10 things you need to know about the Ebola virus that has killed thousands

The Ebola virus has so far claimed over 4,000 people in West Africa and is spreading fast making 2014 the year the epidemic has affected most countries.

Here are facts about the killer virus:

  1. The Ebola virus is named after the Ebola River, near where the virus was discovered in 1976 in Zaire, now the Democratic Republic of the Congo (DRC).
  2. Since 1976, Ebola outbreaks have occurred in DRC, Gabon, South Sudan, Ivory Coast, Uganda, South Africa (through an ex-Gabon resident), Guinea, Liberia, Sierra Leone, Senegal, and Nigeria.
  3. Transmission requires direct contact with body fluids like blood, semen and sweat from an infected person or contaminated objects such as medical equipment.
  4. In human beings, it has an incubation period of 2 to 21 days with an average of 8 to 10 days before the first symptoms manifest. (See WHO fact sheet here.)
  5. Symptoms of Ebola include; high fever (greater than 38.6 C, or 101.5 F), severe headache, muscle pain, weakness, diarrhoea, vomiting, abdominal (stomach) pain, and unexplained haemorrhage (bleeding or bruising).
  6. Victims are not contagious until the symptoms manifest.
  7. Those surviving infection may still have Ebola virus in their bodies and remain contagious for several months after infection, even when symptoms are no longer present.
  8. The percentage of infected individuals who do not survive generally exceeds 50 per cent, a dangerously high rate among infectious diseases. (Read more on this here.)
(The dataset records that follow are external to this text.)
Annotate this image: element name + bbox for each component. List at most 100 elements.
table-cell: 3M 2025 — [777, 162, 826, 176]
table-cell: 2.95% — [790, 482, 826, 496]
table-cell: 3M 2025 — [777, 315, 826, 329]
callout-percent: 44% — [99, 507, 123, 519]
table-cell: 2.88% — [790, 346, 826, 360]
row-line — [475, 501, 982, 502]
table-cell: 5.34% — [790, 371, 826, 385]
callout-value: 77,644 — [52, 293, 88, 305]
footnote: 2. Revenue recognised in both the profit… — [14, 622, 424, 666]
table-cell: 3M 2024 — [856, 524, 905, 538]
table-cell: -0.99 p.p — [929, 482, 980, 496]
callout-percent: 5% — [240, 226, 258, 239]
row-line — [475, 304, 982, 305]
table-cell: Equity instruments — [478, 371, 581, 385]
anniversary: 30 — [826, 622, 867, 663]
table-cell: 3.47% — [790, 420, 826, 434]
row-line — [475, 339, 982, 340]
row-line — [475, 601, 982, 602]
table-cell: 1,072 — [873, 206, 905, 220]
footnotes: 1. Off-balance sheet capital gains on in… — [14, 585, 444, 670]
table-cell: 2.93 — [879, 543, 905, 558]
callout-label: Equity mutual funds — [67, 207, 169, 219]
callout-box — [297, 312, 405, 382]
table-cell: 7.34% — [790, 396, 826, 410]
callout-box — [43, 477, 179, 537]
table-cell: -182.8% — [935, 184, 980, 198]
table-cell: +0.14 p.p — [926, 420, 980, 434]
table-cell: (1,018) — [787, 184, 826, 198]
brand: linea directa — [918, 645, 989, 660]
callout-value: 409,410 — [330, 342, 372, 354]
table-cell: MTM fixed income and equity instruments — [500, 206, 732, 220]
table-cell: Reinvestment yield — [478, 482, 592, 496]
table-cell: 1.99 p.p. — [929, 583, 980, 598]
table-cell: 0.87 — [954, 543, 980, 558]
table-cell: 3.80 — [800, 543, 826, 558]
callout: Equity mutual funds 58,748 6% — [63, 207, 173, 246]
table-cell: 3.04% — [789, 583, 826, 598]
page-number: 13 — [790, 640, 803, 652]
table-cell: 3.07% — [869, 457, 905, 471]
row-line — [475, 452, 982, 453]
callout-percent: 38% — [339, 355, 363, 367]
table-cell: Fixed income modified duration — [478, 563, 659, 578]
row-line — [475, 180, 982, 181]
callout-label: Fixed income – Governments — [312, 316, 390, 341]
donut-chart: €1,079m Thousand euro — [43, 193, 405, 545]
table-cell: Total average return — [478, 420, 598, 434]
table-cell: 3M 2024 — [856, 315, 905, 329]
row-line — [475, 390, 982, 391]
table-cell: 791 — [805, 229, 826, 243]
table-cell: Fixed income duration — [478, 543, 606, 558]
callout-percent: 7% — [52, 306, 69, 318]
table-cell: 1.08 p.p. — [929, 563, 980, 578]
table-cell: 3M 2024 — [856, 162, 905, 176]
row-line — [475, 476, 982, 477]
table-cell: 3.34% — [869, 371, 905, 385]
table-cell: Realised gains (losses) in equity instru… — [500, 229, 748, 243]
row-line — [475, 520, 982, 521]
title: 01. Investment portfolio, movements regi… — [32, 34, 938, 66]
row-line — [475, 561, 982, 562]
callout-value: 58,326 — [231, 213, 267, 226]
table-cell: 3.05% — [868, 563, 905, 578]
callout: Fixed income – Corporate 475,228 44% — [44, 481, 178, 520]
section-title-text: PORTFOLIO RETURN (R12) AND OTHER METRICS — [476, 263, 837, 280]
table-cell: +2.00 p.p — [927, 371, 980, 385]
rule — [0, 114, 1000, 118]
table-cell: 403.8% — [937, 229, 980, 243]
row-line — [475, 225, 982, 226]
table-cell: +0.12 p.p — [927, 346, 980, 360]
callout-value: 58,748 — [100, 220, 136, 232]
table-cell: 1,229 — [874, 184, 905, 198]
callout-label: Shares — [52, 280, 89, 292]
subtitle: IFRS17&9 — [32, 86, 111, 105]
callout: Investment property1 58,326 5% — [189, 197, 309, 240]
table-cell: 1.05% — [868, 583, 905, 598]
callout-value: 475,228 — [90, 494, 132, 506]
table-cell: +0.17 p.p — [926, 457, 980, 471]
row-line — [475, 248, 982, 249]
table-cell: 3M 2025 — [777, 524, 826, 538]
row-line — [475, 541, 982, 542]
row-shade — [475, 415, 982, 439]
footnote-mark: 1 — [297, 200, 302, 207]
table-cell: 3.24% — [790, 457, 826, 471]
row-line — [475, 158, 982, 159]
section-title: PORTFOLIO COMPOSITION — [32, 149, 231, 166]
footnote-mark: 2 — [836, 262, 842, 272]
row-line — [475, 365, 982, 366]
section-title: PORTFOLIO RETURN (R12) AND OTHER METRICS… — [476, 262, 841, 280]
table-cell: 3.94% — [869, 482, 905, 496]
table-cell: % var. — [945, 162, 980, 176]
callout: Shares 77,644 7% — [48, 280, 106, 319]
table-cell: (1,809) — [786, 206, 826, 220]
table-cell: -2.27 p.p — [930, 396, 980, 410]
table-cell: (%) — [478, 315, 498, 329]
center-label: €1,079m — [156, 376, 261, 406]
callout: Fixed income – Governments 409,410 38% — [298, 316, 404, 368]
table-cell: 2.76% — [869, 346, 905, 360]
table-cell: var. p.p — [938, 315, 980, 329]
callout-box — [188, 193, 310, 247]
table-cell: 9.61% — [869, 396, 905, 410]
    (Read: WHO eyes mass Ebola vaccines by mid-2015)

  9. There is no specific therapy or vaccine against Ebola approved by the United States Food and Drug Administration.
  10. For more than a decade, the US government has funded research and development of specific therapies (such as antiviral drugs) and vaccines against Ebola for military force protection and domestic biodefense purposes. (Check here.)